A group of the world's largest alternative asset managers, including Apollo Global Management and Ares Management, are facing a significant legal challenge that strikes at the heart of the booming private credit market. Telecom company Altice USA has filed an antitrust lawsuit accusing the firms of forming a creditor cartel to manipulate credit markets and gain leverage ahead of critical debt negotiations.
The lawsuit, filed in a U.S. federal court, alleges that the investment giants led a pact to freeze Altice out of credit markets as the company prepares to restructure its formidable $26 billion debt load. According to the complaint first reported by Bloomberg Law, the firms allegedly used a cooperation agreement to prevent the telecom provider from securing financing, thereby strengthening their own bargaining position.
This legal battle puts a spotlight on the aggressive tactics and immense power wielded by private credit funds, a sector that has grown into a multi-trillion dollar force in global finance, often operating with less transparency than traditional public markets. The allegations suggest a coordinated effort to control lending terms, a claim that, if proven, could invite broader regulatory scrutiny of the entire industry.

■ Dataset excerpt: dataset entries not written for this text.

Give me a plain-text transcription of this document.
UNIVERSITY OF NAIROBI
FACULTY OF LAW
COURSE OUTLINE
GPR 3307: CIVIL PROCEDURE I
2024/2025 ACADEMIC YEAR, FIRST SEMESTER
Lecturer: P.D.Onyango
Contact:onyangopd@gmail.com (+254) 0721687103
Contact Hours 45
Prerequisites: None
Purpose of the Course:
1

Despite the gravity of the allegations, the immediate market reaction was muted. Shares of Apollo Global Management (NYSE: APO) were trading up approximately 0.4% at $130.67 in Tuesday morning trading. Similarly, Ares Management (NYSE: ARES) saw its stock climb about 1.8% to $152.93, indicating that investors may be waiting for more clarity before reacting to the legal risks.

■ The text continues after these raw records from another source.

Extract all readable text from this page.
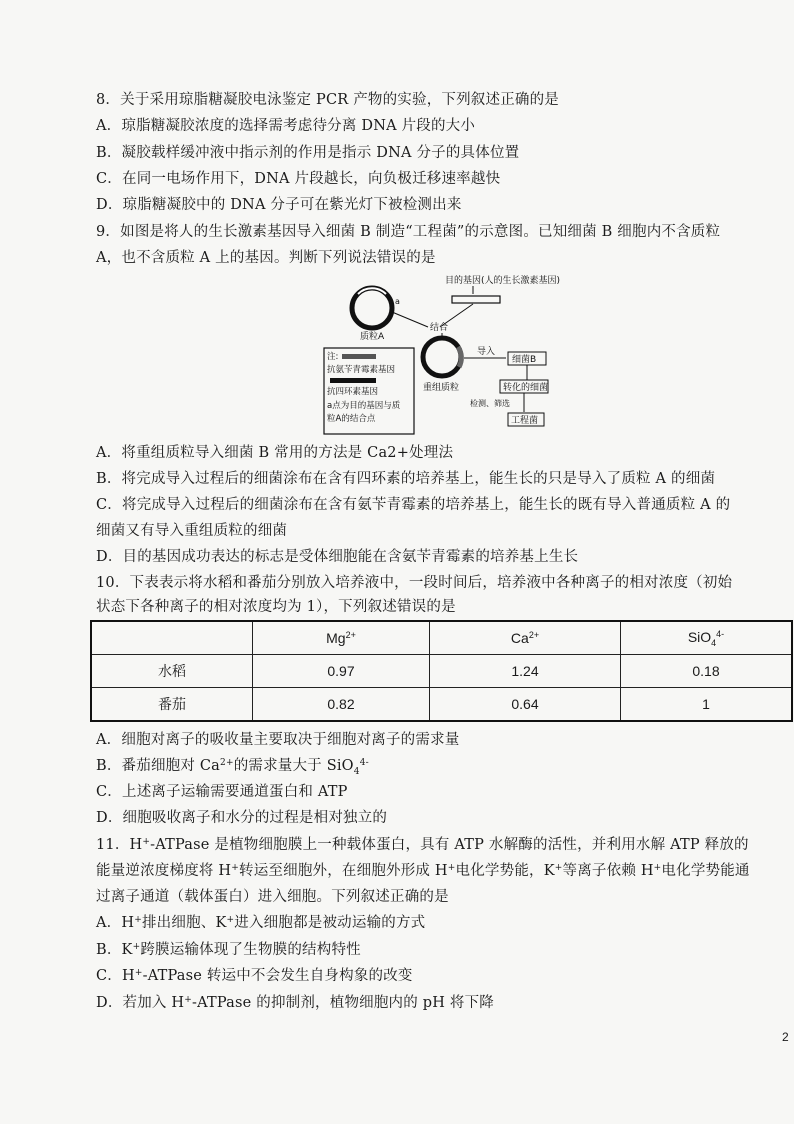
8．关于采用琼脂糖凝胶电泳鉴定 PCR 产物的实验，下列叙述正确的是
A．琼脂糖凝胶浓度的选择需考虑待分离 DNA 片段的大小
B．凝胶载样缓冲液中指示剂的作用是指示 DNA 分子的具体位置
C．在同一电场作用下，DNA 片段越长，向负极迁移速率越快
D．琼脂糖凝胶中的 DNA 分子可在紫光灯下被检测出来
9．如图是将人的生长激素基因导入细菌 B 制造“工程菌”的示意图。已知细菌 B 细胞内不含质粒
A，也不含质粒 A 上的基因。判断下列说法错误的是
目的基因(人的生长激素基因)
a
质粒A
结合
重组质粒
导入
细菌B
转化的细菌
检测、筛选
工程菌
注:
抗氨苄青霉素基因
抗四环素基因
a点为目的基因与质
粒A的结合点
A．将重组质粒导入细菌 B 常用的方法是 Ca2+处理法
B．将完成导入过程后的细菌涂布在含有四环素的培养基上，能生长的只是导入了质粒 A 的细菌
C．将完成导入过程后的细菌涂布在含有氨苄青霉素的培养基上，能生长的既有导入普通质粒 A 的
细菌又有导入重组质粒的细菌
D．目的基因成功表达的标志是受体细胞能在含氨苄青霉素的培养基上生长
10．下表表示将水稻和番茄分别放入培养液中，一段时间后，培养液中各种离子的相对浓度（初始
状态下各种离子的相对浓度均为 1），下列叙述错误的是
	$Mg^{2+}$	$Ca^{2+}$	SiO$_4^{4-}$
水稻	0.97	1.24	0.18
番茄	0.82	0.64	1
A．细胞对离子的吸收量主要取决于细胞对离子的需求量
B．番茄细胞对 $Ca^{2+}$的需求量大于 SiO$_4^{4-}$
C．上述离子运输需要通道蛋白和 ATP
D．细胞吸收离子和水分的过程是相对独立的
11．H+-ATPase 是植物细胞膜上一种载体蛋白，具有 ATP 水解酶的活性，并利用水解 ATP 释放的
能量逆浓度梯度将 H+转运至细胞外，在细胞外形成 H+电化学势能，K+等离子依赖 H+电化学势能通
过离子通道（载体蛋白）进入细胞。下列叙述正确的是
A．H+排出细胞、K+进入细胞都是被动运输的方式
B．K+跨膜运输体现了生物膜的结构特性
C．H+-ATPase 转运中不会发生自身构象的改变
D．若加入 H+-ATPase 的抑制剂，植物细胞内的 pH 将下降
2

The suit, also detailed by The Wall Street Journal, comes at a sensitive time for both borrowers and lenders. As companies grapple with higher interest rates, many like Altice are seeking to refinance and manage massive debt obligations. Lenders, in turn, have formed powerful creditor groups to negotiate terms, a standard practice now being questioned as potentially anti-competitive.
While the outcome of the litigation is far from certain, it represents a significant pushback from a major corporate borrower against the perceived dominance of private lenders. The case could set a precedent for how creditor groups operate and may force more transparency on an industry that has flourished in the shadows of traditional banking. For now, the financial world is watching to see if Altice's lawsuit is a one-off dispute or the first crack in the foundation of the private credit boom.